Siamo arrivati a Ciutadella, e siamo a lato della torre di San Nicolás che venne costruita, dopo la battaglia contro i pirati, per proteggersi dalle invasioni provenienti dal mare. Nella Piazza del Born di questa città abbiamo visto un obelisco in memoria della resistenza che , i cittadini di Ciutadella, opposero ai pirati.

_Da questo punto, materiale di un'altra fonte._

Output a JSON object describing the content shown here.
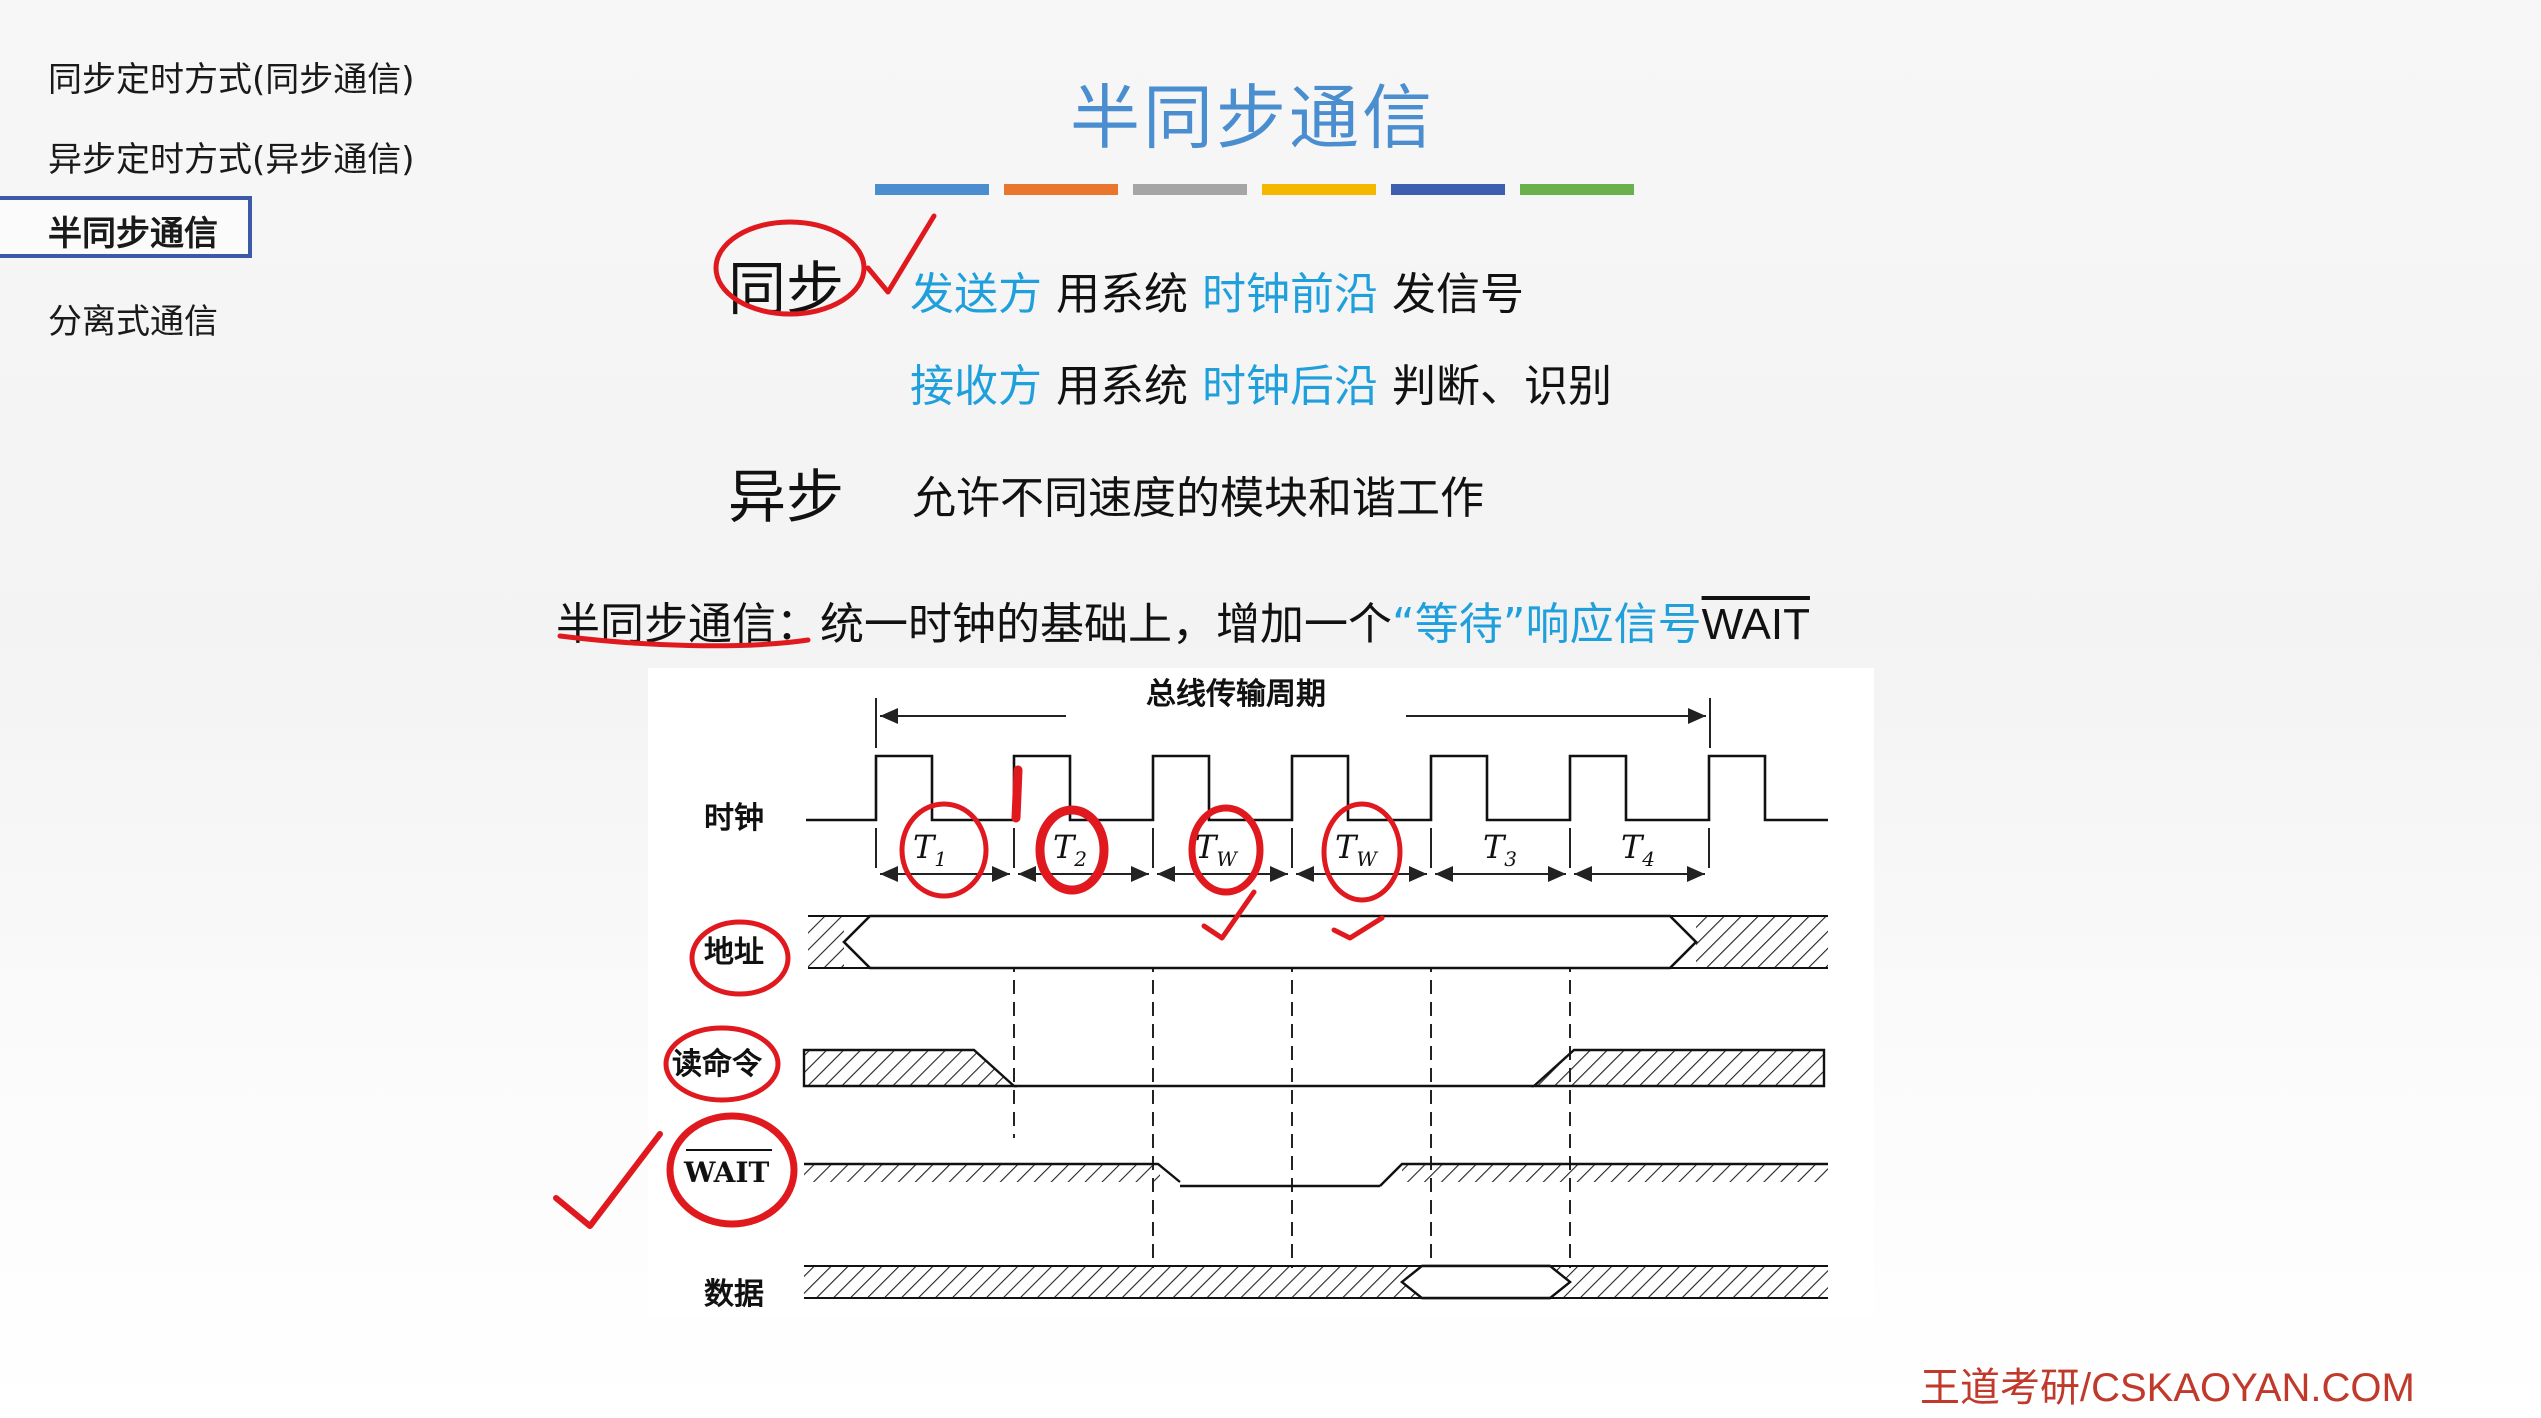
{
  "sidebar": {
    "items": [
      {
        "label": "同步定时方式(同步通信)"
      },
      {
        "label": "异步定时方式(异步通信)"
      },
      {
        "label": "半同步通信"
      },
      {
        "label": "分离式通信"
      }
    ]
  },
  "title": "半同步通信",
  "colors": {
    "title": "#4a8ed0",
    "accent_text": "#1fa0dc",
    "annotation_red": "#e0191f",
    "active_border": "#3d5aa8",
    "color_bars": [
      "#4a8ed0",
      "#e8762d",
      "#a5a5a5",
      "#f5b800",
      "#3e5eb0",
      "#6ab04c"
    ]
  },
  "sync": {
    "label": "同步",
    "row1": {
      "part1": "发送方",
      "part2": "用系统",
      "part3": "时钟前沿",
      "part4": "发信号"
    },
    "row2": {
      "part1": "接收方",
      "part2": "用系统",
      "part3": "时钟后沿",
      "part4": "判断、识别"
    }
  },
  "async": {
    "label": "异步",
    "text": "允许不同速度的模块和谐工作"
  },
  "semi": {
    "label": "半同步通信",
    "colon": "：统一时钟的基础上，增加一个",
    "quote": "“等待”响应信号",
    "signal": "WAIT"
  },
  "diagram": {
    "period_label": "总线传输周期",
    "rows": {
      "clock": "时钟",
      "address": "地址",
      "read": "读命令",
      "wait": "WAIT",
      "data": "数据"
    },
    "states": [
      {
        "main": "T",
        "sub": "1"
      },
      {
        "main": "T",
        "sub": "2"
      },
      {
        "main": "T",
        "sub": "W"
      },
      {
        "main": "T",
        "sub": "W"
      },
      {
        "main": "T",
        "sub": "3"
      },
      {
        "main": "T",
        "sub": "4"
      }
    ]
  },
  "watermark": "王道考研/CSKAOYAN.COM"
}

Questa è una città magnifica, merita la pena venire a visitarla e passeggiare per le strade del centro e per il piccolo porto. Mi piacerebbe studiare una escursione da organizzare in un’altra giornata, ma ora Hooky mi chiama insistentemente. Dobbiamo andare a Fornells.

I pirati a Fornells

Il porto di Fornells era un’altro dei luoghi ambiti dai pirati. La baia è perfetta per ormeggiare le navi e ripararle dal vento. Per evitare le invasioni, venne costruito il Castello di San Antonio che rappresenta l’inizio dell’insediamento urbano in cui ci troviamo ora. Questa è un’altra visita che devo preparare con il tempo dovuto, perchè Hooky ora mi porta direttamente al Castello.

Questa fortezza venne distrutta nel 1782 ma è stata in parte restaurata e restano alcune gallerie sotterranee ed i resti di un bastione che può essere visitato. La vista da quassù è spettacolare.

Mahón, Ciutadella, Fornells,... la giornata è stata molto intensa. Ci è piaciuta molto e abbiamo potuto anche assaggiare alcuni prodotti tipici di Minorca: sobrasada, formaggi e i rubiols, tipici pasticcini salati ripieni di verdure o tonno. Buonissimi!!

Sta facendo sera, siamo stanchi è l’ora di rientrare a casa, al Club Kikoland, nell’Hotel Royal Son Bou Family Club. Cuqui ci sta aspettando curioso di sapere che cosa abbiamo imparato oggi.